The paper proposes DRTO by combining standard token-level RLHF with an f-divergence DRO construction over span-level actor losses. No equations, definitions, or empirical claims in the abstract reduce the reported +4.4 pp and +2.7 pp gains to quantities already fitted inside the same experiment. The central construction (ambiguity sets on spans) is presented as an external addition rather than a self-definition or renaming of the base RTO objective. No load-bearing self-citations, uniqueness theorems, or ansatzes imported from prior author work are visible in the provided text that would collapse the robustness claim into the input data. The derivation remains self-contained against external benchmarks.
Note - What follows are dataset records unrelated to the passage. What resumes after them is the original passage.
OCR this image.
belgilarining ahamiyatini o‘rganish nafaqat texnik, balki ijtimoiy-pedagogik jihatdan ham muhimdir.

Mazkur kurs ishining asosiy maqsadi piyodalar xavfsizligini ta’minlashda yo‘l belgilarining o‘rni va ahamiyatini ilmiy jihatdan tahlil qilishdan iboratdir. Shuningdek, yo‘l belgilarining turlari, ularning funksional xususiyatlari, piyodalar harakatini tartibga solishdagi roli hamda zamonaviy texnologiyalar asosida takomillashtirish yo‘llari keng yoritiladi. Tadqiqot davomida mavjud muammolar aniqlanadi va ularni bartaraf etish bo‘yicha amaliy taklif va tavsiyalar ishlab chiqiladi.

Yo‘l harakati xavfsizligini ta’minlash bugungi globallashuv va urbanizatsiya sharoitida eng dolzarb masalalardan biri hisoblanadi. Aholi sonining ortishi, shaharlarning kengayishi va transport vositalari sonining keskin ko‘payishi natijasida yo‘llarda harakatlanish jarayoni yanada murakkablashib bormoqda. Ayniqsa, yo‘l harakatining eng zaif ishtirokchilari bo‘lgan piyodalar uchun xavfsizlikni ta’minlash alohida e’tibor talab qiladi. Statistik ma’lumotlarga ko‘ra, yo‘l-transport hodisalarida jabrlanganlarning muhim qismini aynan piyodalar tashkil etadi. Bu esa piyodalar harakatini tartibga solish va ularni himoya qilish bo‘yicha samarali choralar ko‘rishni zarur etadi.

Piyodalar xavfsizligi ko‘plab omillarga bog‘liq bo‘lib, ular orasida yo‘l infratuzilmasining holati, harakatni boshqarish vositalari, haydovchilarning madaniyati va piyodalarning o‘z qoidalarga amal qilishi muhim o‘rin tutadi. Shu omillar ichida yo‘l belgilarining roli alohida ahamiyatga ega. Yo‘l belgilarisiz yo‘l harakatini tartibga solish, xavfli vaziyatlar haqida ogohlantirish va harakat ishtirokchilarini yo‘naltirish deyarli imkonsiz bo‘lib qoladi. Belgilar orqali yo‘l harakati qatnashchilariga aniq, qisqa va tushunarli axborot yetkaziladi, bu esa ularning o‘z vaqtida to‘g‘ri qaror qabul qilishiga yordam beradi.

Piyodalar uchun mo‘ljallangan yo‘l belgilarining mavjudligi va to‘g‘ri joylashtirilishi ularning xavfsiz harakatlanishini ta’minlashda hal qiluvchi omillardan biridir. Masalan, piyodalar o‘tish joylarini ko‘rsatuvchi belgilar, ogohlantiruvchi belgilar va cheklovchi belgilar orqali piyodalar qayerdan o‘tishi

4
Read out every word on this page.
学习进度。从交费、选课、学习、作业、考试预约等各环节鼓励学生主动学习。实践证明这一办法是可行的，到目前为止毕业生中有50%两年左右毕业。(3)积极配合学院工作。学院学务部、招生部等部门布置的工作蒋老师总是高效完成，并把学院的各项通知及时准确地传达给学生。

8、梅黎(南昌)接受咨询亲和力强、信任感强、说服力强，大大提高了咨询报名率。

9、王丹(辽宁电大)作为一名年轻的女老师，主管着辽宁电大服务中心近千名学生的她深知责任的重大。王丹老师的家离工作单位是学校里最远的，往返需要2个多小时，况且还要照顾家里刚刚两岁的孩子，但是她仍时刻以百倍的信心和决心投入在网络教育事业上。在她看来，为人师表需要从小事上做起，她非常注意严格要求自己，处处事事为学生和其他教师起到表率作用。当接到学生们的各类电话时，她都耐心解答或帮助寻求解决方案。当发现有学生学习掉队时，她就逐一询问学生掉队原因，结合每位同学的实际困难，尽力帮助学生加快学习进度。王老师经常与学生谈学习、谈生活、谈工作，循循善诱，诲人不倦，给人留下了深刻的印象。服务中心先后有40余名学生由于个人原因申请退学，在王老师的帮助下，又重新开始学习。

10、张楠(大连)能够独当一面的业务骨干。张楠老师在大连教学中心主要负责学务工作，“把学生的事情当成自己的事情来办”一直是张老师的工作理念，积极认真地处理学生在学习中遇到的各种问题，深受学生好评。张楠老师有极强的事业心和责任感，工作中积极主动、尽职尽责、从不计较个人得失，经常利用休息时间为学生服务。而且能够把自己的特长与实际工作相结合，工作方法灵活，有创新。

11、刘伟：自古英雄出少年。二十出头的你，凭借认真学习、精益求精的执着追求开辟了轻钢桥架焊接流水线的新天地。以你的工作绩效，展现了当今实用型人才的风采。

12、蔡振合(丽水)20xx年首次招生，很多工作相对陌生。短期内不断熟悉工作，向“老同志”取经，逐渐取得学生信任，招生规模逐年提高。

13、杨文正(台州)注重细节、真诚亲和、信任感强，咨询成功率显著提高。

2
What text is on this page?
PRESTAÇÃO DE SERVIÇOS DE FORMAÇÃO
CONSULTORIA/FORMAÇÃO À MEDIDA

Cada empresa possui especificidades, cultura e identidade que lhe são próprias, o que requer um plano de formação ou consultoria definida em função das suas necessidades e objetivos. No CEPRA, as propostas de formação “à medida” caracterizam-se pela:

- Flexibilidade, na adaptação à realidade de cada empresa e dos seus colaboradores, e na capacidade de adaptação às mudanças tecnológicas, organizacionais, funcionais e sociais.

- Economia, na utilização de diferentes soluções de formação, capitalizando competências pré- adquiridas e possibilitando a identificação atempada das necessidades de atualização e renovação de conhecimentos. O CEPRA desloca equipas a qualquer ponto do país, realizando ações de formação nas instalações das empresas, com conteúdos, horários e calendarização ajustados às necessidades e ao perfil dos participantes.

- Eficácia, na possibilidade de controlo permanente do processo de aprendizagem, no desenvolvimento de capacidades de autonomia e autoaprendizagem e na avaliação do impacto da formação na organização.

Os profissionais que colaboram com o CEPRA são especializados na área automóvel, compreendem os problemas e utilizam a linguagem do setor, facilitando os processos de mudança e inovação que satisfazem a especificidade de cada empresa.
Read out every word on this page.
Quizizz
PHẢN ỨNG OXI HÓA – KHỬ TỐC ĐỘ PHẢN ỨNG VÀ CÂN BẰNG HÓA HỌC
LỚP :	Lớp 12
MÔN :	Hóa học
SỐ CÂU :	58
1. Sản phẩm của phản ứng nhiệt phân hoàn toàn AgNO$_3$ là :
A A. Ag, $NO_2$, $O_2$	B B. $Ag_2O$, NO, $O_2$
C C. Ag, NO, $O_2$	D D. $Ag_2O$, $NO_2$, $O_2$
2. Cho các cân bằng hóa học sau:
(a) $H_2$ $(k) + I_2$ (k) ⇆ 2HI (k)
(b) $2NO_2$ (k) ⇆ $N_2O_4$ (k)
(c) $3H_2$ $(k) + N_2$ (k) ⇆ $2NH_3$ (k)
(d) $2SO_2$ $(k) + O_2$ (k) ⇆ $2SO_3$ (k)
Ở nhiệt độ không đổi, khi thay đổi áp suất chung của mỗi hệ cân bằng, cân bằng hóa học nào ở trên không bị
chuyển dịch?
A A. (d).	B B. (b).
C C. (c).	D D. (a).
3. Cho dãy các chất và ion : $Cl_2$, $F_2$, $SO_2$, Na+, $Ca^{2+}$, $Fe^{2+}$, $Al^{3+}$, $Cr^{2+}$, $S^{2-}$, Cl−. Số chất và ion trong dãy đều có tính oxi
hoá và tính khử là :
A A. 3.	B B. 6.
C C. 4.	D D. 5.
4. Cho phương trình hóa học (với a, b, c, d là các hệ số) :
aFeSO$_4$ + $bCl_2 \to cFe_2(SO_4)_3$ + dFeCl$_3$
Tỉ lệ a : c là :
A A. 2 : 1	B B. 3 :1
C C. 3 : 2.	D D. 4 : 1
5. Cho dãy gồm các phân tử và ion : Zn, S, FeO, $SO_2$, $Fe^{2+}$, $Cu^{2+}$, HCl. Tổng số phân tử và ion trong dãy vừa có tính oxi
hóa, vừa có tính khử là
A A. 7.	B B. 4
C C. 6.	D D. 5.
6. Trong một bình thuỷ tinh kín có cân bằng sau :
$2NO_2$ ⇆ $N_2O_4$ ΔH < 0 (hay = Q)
Axiom & Free-Parameter Ledger

1 free parameters · 0 axioms · 0 invented entities

The central claim rests on standard RLHF actor-critic assumptions plus the DRO modeling choice that f-divergence balls around empirical span losses will contain the relevant prompt shifts; no new free parameters or invented entities are named in the abstract.

free parameters (1)
  • ambiguity-set radius
    The size of the f-divergence ball is a tunable parameter that controls robustness emphasis and must be chosen or fitted for each task.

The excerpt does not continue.